Furthermore, to evaluate the performance of the ELM classifier, we conduct another experiment using the proposed classification algorithm with different classifiers such as the nearest neighbor, SVM, and ELM. Figure 4 shows the comparison of the proposed algorithm using the different classifiers mentioned above. The quantitative results are given in Table 2. From the results, it can be seen that no matter what the feature extract method is used, ELM performs better than NN and SVM by providing the best classification accuracy. It also can be seen that no matter what the classifier is used, the results based on the integrated visual features higher than those of based on the single feature. The results demonstrate the effectiveness of the use of the integrated visual features and the ELM classifier.

Fig. 4.
figure 4

Comparison of the proposed classification algorithm using the different feature extraction methods and the different classifiers.

Moreover, in order to evaluate the overall performance of the proposed classification algorithm, we compare it with other state-of-the-art methods, e.g., the FOD classification method based on low-level features proposed by Han et al. [11] and the classification and regression method proposed by Liaw and Wiener [22]. For convenience, we refer above compared methods as LLFM and CRM, respectively. Comparison of the different classification methods are presented in Table 3. The best result is highlighted using bold font. The results of the LLFM and CRM methods are extracted from the paper of [11]. As seen from Table 3, the proposed IVF-ELM algorithm outperforms the competing methods in terms of the classification accuracy. The accuracy of the proposed IVF-ELM algorithm increases at least 5.04% compared with other state-of-the-art methods.

Table 3. Comparison between the proposed algorithm and other state-of-the-art methods in terms of the classification accuracy.

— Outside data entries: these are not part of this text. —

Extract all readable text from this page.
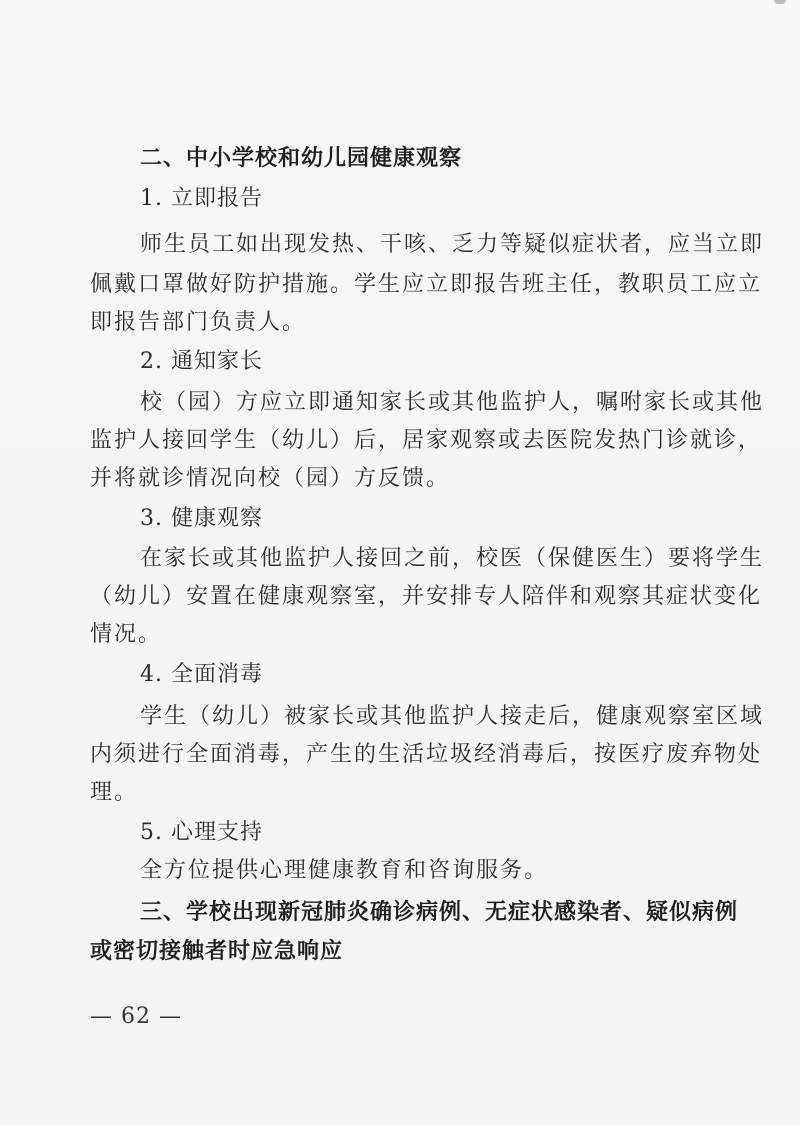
二、中小学校和幼儿园健康观察
1. 立即报告
师生员工如出现发热、干咳、乏力等疑似症状者，应当立即
佩戴口罩做好防护措施。学生应立即报告班主任，教职员工应立
即报告部门负责人。
2. 通知家长
校（园）方应立即通知家长或其他监护人，嘱咐家长或其他
监护人接回学生（幼儿）后，居家观察或去医院发热门诊就诊，
并将就诊情况向校（园）方反馈。
3. 健康观察
在家长或其他监护人接回之前，校医（保健医生）要将学生
（幼儿）安置在健康观察室，并安排专人陪伴和观察其症状变化
情况。
4. 全面消毒
学生（幼儿）被家长或其他监护人接走后，健康观察室区域
内须进行全面消毒，产生的生活垃圾经消毒后，按医疗废弃物处
理。
5. 心理支持
全方位提供心理健康教育和咨询服务。
三、学校出现新冠肺炎确诊病例、无症状感染者、疑似病例
或密切接触者时应急响应
— 62 —
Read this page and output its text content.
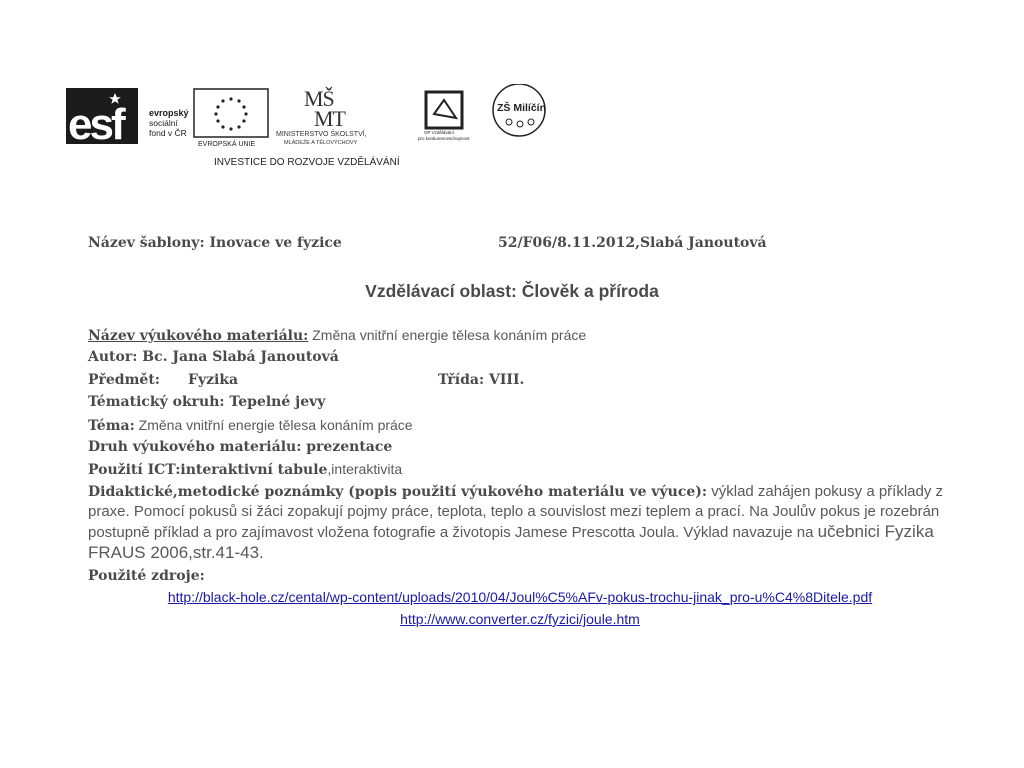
esf	evropský
sociální
fond v ČR
EVROPSKÁ UNIE
MŠ
MT
MINISTERSTVO ŠKOLSTVÍ,
MLÁDEŽE A TĚLOVÝCHOVY
OP Vzdělávání
pro konkurenceschopnost
ZŠ Milíčín
INVESTICE DO ROZVOJE VZDĚLÁVÁNÍ
Název šablony: Inovace ve fyzice	52/F06/8.11.2012,Slabá Janoutová
Vzdělávací oblast: Člověk a příroda
Název výukového materiálu: Změna vnitřní energie tělesa konáním práce
Autor: Bc. Jana Slabá Janoutová
Předmět: Fyzika	Třída: VIII.
Tématický okruh: Tepelné jevy
Téma: Změna vnitřní energie tělesa konáním práce
Druh výukového materiálu: prezentace
Použití ICT:interaktivní tabule,interaktivita
Didaktické,metodické poznámky (popis použití výukového materiálu ve výuce): výklad zahájen pokusy a příklady z praxe. Pomocí pokusů si žáci zopakují pojmy práce, teplota, teplo a souvislost mezi teplem a prací. Na Joulův pokus je rozebrán postupně příklad a pro zajímavost vložena fotografie a životopis Jamese Prescotta Joula. Výklad navazuje na učebnici Fyzika FRAUS 2006,str.41-43.
Použité zdroje:
http://black-hole.cz/cental/wp-content/uploads/2010/04/Joul%C5%AFv-pokus-trochu-jinak_pro-u%C4%8Ditele.pdf
http://www.converter.cz/fyzici/joule.htm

Actually, in this paper, we propose a simple and efficient FOD classification algorithm. The validity of the extracted integrated visual features (including color names, SIFT, and HOG) and the ELM classifier have been demonstrated through the experiments presented above. However, there exist some limitations which can be further improved. Firstly, the integrated visual features can be optimized by the feature dimension reduction or the feature selection [6, 10] to search the most efficient features for characterizing FOD. Secondly, in the experiments we find that other classifiers, e.g., SVM, exhibits the same efficient classification ability in a certain type of FOD, and therefore, an ensemble classifier [8, 27], which combines various classifier properties, can be considered to improve the performance of the proposed FOD classification algorithm on a large dataset.

4 Conclusion

In this paper, a novel FOD classification algorithm using integrated visual features and extreme learning machine is proposed. The integrated visual features, which contribute from color names, SIFT, and HOG, are extracted in the proposed algorithm for the FOD images after the image preprocessing. Next, extreme learning machine, an efficient classifier is employed to classify the FOD images. In the experiment section, we conduct a series of experiments using different feature extraction methods and different classifiers to evaluate the performance of the proposed classification algorithm. The experimental results show that the proposed algorithm outperforms other state-of-the-art methods. The classification accuracy is enhanced by the use of the integrated visual features and the ELM classifier.

Next, we will employ some feature learning algorithms for the feature optimization and therefore to promote the FOD classification performance. Furthermore, we will plan to use a ensemble classifier on a bigger FOD dataset to evaluate our proposed classification algorithm in the future research.